Naukowcy: Wysoki poziom zanieczyszczeń we włóknach jednorazowych maseczek

Zdjęcie ilustracyjne fot. Pexels

Jednorazowe maseczki katastrofą dla środowiska. Wiele również wskazuje, że mogą szkodzić człowiekowi.  Naukowcy z walijskiego Uniwersytetu w Swansea alarmują, że jednorazowe maseczki zagrażają środowisku i mogą zagrażać naszemu zdrowiu. 

Naukowcy we włóknach jednorazowych maseczek wykryli wysoki poziom zanieczyszczeń ołowiu, antymonu i miedzi.

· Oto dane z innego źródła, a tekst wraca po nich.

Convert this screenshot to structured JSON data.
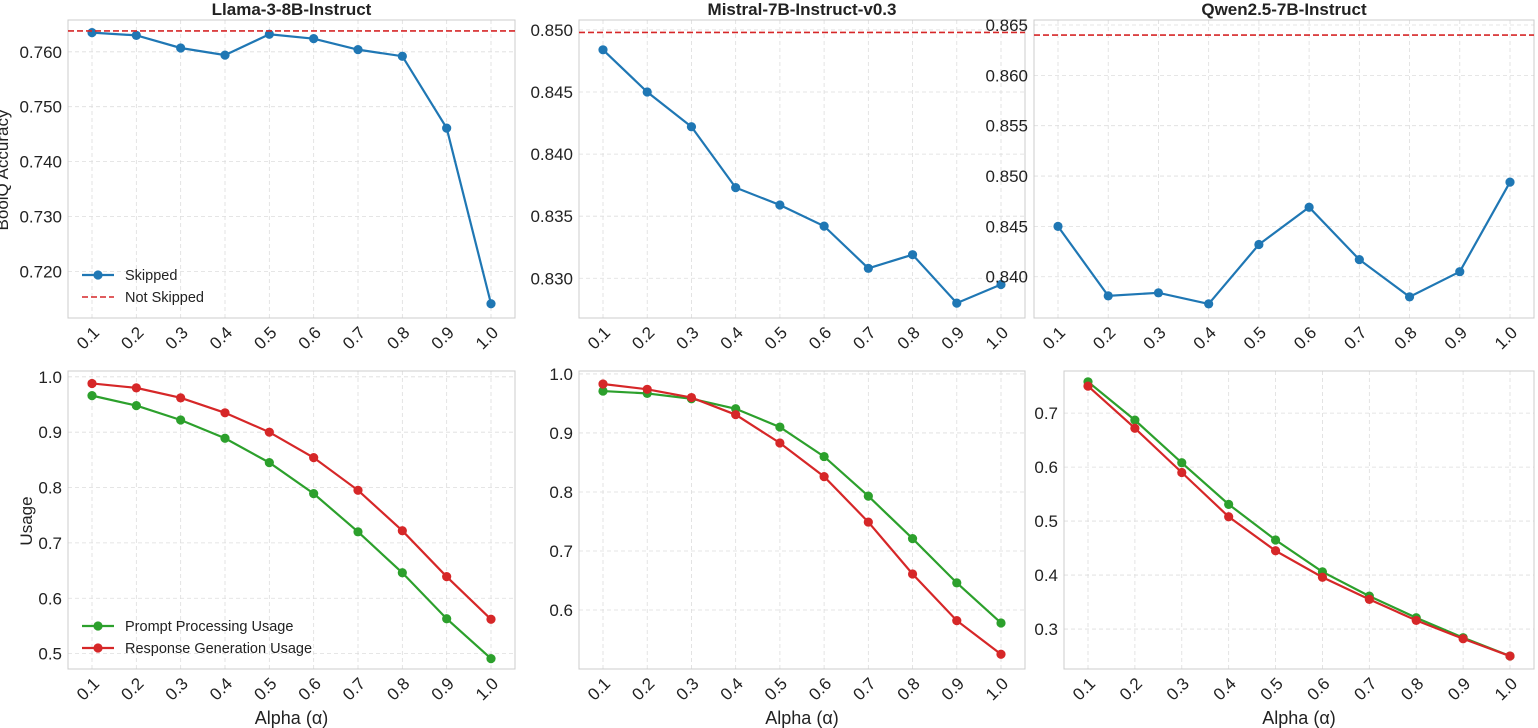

– Pilnie potrzebujemy dalszych badań i regulacji dotyczących produkcji masek, abyśmy mogli zmniejszyć wszelkie zagrożenia dla środowiska i zdrowia ludzkiego – podkreślił dr Sarper Sarp w rozmowie eandt.theiet.org

W ubiegły roku wyprodukowano 52 mld masek jednorazowych, wiele z nich trafiło do mórz i oceanów.

 

Nasze zdrowie a maseczki 

Naukowcy zanurzyli maseczki w wodzie, aby zasymulować maski pozostawione w środowisku jako śmieci.

– Odkryli znaczące poziomy zanieczyszczeń we wszystkich testowanych maskach. Mikroplastiki, nanoplasty i metale ciężkie były uwalniane do wody podczas wszystkich testów. Ich analiza wykazała obecność w odcieku ołowiu, kadmu, antymonu i różnych gatunków organicznych – czytamy na portalu eandt.theiet.org

Dr Sarper Sarp wskazuje, że konieczne są dalsze badania aby określić potencjalny wpływ na środowisko i dla samych użytkowników.

Według wielu ekspertów maseczki na świeżym powietrzu nie mają sensu. Nadal jednak nakaz ten nie został zniesiony.  Miasta otrzymują z Agencji Rezerw Materiałowych maseczki, które są bezpłatnie rozdawane mieszkańcom. Niebawem i ten nakaz przynajmniej czasowo zniknie, choć nadal będzie obowiązywać w pomieszczeniach zamkniętych.

Wiele osób źle stosuje maseczki, które docelowo powinny być jednorazowe. Często jest tak, że jedna maseczka służy nam przez wiele dni. Podczas takiego użytkowania, na materiale zbierają się różnego rodzaju bakterie.  Teraz do tego dochodzi potencjalne zagrożenie, co do wątpliwej jakości wykonania.